Langean prices are essentially administered prices which could, or could not, respond to an observed supply-demand relationship. The central question is really how such prices can be enforced, which is to a large extent a matter of political power and public awareness. If administered prices are set at a certain level, but there is an interest group who has advantage by a higher price, or seeks a lower price, it is very easy for an (illegal) alternative trading circuit to come into being, through which trading occurs at prices which vary from the set administered price, or through some form of bartering. This happened frequently in the USSR, i.e. the so-called "grey" circuit, creating a real problem of corruption.

In turn, that means you need some way of "policing" prices and some way of responding efficiently to trading at prices which vary from the administered price. There is no great problem if the majority of people has an interest in maintaining the administered price - in that case it would be more or less self-regulating or self-policing - but if that is not the case, then either the administered price has to be maintained in spite of supply/demand relationships (other forms of trading are prevented), or it has to be adjusted accordingly. 

In general, some kind of shared perception of use-value and allocative justice is required as a basis for cooperation among producers and consumers, who feel they all have an interest in making the allocative system work to get their needs met. In part, that requires a transformation in public and human morality, and an active, aware social participation, but also a popular perception that people benefit, that it is in their interest, and that perception will obviously unlikely to exist, unless it is really in their benefit, or in their interest.

As regards reciprocation, this is an allocative mechanism which has existed since prehistory and continues to operate in human affairs because it is absolutely necessary for human life (and human love) and to operate transactions and contracts. But it involves human wills, and it can be coerced in some way, practically necessitated, or voluntary - it could be initiated unilaterally, bilaterally or multilaterally. Marx mentions the Latin juridical formula "do ut des, do ut facias, factio ut des et facio ut facias" (I give so that you may give, I give so that you may do, I do so that you may give, and I do so that you may do). As the service economy expands, reciprocation becomes an ever more important facet of human interactions since the service level will depend on how people behave, while how they behave is partly determined by reciprocation.

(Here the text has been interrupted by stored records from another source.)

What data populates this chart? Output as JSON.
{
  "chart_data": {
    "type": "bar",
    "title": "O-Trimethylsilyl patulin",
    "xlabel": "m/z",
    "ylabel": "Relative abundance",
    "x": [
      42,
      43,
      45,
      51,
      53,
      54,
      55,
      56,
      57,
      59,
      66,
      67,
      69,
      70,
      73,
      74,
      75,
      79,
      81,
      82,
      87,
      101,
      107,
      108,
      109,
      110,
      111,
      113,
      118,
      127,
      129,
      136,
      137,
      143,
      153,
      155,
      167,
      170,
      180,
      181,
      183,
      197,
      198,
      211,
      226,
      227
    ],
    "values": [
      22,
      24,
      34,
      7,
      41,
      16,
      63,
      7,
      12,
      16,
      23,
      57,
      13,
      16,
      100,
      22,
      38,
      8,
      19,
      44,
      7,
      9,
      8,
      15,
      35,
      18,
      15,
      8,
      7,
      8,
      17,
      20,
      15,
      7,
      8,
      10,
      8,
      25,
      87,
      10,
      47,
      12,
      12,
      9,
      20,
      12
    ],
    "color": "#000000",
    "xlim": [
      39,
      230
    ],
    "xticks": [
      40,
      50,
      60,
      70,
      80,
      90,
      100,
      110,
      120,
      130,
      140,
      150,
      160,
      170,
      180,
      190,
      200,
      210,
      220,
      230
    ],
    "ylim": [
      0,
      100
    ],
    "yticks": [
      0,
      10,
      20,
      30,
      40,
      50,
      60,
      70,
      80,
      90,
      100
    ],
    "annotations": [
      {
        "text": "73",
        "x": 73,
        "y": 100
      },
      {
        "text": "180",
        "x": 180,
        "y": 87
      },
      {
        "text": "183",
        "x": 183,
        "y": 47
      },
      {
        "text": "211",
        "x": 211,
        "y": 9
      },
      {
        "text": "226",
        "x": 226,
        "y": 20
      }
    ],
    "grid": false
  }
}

Reciprocation is in fact an element in most trading relationships, insofar as they assume mutual gain, but it need not presuppose the intermediation of money, or exchange equivalence (getting an equivalent in return). Because in the real world market relationships alone fail to balance out the human metabolic interactions of giving/getting, receiving/taking, obtaining/relinquishing, accepting/rejecting etc., non-market relationships such as reciprocation act to compensate for that. A lack of money or purchasing power can for instance be compensated for by non-market forms of cooperation which ensure that needs are met or goals achieved anyway.

The problem with most economic theory is that it has a very caricatured picture of markets and market functioning, as businessmen well know, insofar as they have to operate (in) those markets and engage in various cooperative strategies, in order to effect or persuade a transaction or sale. Market cooperation is usually impossible without non-market cooperation, or at least presupposes that non-market cooperation will occur. The real world of market trade rarely conforms to the theoretical idealisation of how it occurs, as shown by historical, anthropological, political, cultural and archaeological studies. This is possible, because it is unnecessary to understand much about markets in order to participate in them, and it is unnecessary to have a fully correct perception of what the self-interest or shared interest in a transaction is, or indeed to have perfect information. In fact, much market trade relies on market deception, in which self-interest masquerades as shared interest. People are also willing to trade on the basis of a false perception of trading advantage. 

Nevertheless there are also clearly articulated notions of fair trade. See, for example, Americo Beviglia Zampetti, Fairness in the World Economy: US Perspectives on International Trade Relations. Edward Elgar Publishing, 2006.